Thursday, May 11, 2006

Spies Like Us

So I took yesterday off, what, I'm not entitled? As Will Ferrell said to Garth Brooks "Oh give me a break, this is freaking hard!" Those of you who know what I'm talking about surely enjoyed that.

I'm a conflicted Monarchist today, faithful reader, because I've been thinking about spying. No, not on you! I've been thinking about the terrorist-surveillance program the NSA has, and today's USA Today story on the NSA's reportedly massive database on US telephone calls (see:

Now, my unease admittedly was lessened after reading more than just the tidbits that the MSM wants you to read (motto: "We're not biased, you are!"). It appears that the NSA (motto: "If you've got nothing to hide, then why so defensive?") has assembled the world's largest database - in the tens of millions - consisting of calls within the United States, with the assistance of SBC, AT&T, and any other "bell" you can think of, with the exception of Qwest, which is based in Colorado.

Now, they aren't tracking names, or the content of calls, but it appears to be... phone call patterns.
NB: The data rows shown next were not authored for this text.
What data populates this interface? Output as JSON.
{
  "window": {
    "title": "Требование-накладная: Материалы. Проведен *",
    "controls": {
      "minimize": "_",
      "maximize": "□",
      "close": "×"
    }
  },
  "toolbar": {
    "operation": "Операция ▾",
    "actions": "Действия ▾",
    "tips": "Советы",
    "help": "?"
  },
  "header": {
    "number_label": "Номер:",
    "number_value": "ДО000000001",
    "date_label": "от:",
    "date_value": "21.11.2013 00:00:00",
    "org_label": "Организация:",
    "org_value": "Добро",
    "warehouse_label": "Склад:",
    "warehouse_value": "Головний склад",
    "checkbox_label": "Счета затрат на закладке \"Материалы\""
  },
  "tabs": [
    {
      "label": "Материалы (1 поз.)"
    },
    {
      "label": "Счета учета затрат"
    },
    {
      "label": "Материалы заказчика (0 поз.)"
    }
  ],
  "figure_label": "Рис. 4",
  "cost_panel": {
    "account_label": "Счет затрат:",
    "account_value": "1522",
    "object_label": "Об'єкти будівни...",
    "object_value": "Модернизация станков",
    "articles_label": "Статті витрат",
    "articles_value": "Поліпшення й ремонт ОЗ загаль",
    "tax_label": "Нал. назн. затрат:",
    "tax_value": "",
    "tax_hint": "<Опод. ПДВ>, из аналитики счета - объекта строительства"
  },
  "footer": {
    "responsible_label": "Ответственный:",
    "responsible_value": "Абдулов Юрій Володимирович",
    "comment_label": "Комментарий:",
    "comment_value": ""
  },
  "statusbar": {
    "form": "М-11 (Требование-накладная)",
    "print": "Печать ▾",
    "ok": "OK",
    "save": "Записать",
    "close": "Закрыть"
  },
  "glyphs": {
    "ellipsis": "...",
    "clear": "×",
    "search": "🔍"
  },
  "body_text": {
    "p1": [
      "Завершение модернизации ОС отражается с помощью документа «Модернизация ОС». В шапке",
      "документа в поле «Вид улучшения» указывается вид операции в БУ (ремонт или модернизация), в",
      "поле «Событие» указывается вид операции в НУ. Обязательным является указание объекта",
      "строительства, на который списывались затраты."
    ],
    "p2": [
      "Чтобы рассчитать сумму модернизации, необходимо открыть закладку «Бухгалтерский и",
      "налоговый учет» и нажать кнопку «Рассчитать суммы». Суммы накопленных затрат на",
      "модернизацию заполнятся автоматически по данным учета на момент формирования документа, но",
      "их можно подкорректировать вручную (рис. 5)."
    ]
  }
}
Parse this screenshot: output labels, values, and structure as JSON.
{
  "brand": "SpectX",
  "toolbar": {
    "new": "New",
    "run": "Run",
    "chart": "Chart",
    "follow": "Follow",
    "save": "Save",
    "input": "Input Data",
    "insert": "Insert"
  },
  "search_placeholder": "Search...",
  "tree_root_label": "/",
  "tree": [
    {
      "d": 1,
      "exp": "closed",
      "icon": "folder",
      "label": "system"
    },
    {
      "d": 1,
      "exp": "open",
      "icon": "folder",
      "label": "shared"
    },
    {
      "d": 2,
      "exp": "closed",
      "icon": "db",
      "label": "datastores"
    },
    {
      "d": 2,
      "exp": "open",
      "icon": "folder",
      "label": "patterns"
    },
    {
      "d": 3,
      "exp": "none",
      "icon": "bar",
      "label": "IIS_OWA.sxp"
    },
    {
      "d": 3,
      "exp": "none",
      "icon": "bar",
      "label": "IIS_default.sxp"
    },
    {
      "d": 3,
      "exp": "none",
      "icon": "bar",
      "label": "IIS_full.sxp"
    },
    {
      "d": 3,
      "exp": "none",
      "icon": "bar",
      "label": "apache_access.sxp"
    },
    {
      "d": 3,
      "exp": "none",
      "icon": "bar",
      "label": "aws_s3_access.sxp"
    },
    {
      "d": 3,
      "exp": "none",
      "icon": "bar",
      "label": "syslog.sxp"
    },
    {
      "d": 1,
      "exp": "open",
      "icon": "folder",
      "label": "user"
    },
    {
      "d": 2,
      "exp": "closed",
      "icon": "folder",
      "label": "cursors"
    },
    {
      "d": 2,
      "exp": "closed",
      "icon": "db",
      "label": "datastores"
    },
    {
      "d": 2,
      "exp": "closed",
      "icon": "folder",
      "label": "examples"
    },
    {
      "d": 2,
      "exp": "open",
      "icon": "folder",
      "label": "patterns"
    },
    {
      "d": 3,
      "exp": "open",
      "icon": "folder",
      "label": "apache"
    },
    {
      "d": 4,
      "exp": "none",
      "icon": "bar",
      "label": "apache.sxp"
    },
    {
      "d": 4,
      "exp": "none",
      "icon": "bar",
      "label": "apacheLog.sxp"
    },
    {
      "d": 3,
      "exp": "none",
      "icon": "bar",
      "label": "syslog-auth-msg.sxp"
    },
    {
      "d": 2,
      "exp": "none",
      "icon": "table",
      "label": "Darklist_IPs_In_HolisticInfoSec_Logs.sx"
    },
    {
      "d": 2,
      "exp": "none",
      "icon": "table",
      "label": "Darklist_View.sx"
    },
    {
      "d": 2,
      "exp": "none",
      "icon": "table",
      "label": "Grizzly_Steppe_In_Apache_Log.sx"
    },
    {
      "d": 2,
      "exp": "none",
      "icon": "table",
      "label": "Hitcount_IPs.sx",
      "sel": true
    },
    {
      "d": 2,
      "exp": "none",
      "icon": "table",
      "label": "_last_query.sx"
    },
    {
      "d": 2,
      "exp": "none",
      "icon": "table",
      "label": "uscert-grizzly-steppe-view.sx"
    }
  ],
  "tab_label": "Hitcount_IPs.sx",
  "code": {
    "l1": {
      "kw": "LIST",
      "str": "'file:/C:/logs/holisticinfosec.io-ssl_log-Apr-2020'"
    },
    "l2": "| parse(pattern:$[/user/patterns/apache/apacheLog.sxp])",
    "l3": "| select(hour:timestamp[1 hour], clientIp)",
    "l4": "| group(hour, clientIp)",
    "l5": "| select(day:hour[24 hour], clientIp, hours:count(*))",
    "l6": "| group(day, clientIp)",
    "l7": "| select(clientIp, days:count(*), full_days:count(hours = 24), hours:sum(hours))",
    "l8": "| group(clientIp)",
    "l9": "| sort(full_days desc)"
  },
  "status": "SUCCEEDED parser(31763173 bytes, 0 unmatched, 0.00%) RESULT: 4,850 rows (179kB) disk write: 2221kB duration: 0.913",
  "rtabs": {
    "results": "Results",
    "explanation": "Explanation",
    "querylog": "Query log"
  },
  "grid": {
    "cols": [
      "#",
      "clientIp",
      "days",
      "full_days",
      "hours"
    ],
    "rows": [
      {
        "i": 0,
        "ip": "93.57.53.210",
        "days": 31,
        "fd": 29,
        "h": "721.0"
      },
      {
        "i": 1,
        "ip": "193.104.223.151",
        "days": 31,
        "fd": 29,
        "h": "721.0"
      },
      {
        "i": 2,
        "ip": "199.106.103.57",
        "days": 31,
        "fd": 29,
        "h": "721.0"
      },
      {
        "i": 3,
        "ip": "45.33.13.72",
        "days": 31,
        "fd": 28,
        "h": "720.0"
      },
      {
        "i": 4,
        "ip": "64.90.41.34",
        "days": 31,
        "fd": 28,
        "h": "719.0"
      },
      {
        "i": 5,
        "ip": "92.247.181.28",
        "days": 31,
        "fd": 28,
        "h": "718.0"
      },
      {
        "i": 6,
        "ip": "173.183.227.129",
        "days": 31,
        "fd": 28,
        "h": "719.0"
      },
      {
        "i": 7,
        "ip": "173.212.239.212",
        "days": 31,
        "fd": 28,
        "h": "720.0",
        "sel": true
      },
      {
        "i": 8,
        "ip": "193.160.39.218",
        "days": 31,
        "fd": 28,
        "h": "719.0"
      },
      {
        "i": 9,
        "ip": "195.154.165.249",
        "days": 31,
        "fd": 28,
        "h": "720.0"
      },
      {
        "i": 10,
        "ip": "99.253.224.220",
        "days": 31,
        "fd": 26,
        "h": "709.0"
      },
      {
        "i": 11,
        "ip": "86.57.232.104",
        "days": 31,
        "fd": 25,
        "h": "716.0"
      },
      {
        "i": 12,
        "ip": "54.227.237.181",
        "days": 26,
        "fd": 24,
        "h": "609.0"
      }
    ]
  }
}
Which struck me as a little odd, until I thought about traffic patterns. Now, I'd need to find a DOT expert to check me on this, but I'd guess that the folks who monitor traffic have a pretty good idea of when and where things get dicey, any given time, any day of the week. Heck, as a driver in the greater Chicagoland area, I could tell you when not to drive on what major thoroughfare.

This is all just my musings, but I'd guess telephone "traffic" is the same. Pretty consistent patterns probably exist... except when there's a semi-meets-Yugo incident on the Eisenhower heading into the city during morning rush hour. We're all familiar with the term "chatter" and how this has taken on another specific meaning in the post-September 11th world. Sort of makes sense, logically then, to watch, well, chatter patterns (I really need a copyright lawyer on staff). The White House assures us that all such activity is strictly within the law, and frankly, I believe them.


There's a little nagging problem I have with it. Part of it is that libertarian streak in me - not big, but there nonetheless - that says the government has no right monitoring calls. The problem becomes more clear when one considers that the folks in the White House today aren't going to be there forever. A whole new group might be in there come 2008, and (shudders) they may be Democrats.

We could do a brief history of the most recent Democrat Presidents, but, well, it's raining out today and that might push us all from the category of "gloom" to "incurably depressed" and I'm doing my best to keep it light, people. That said, the last guy had no problem with breaking the law, repeatedly. The guy before him was ineffectual and believed, like most of the left did, that we would just have to get used to the Soviet Union being a major world power. We all know how that worked out.

There's something about the NSA programs that have a hint of "escaped genie" feel to them. We can only pray that we don't reap the grave unintended consequences that could come from such power in the wrong hands.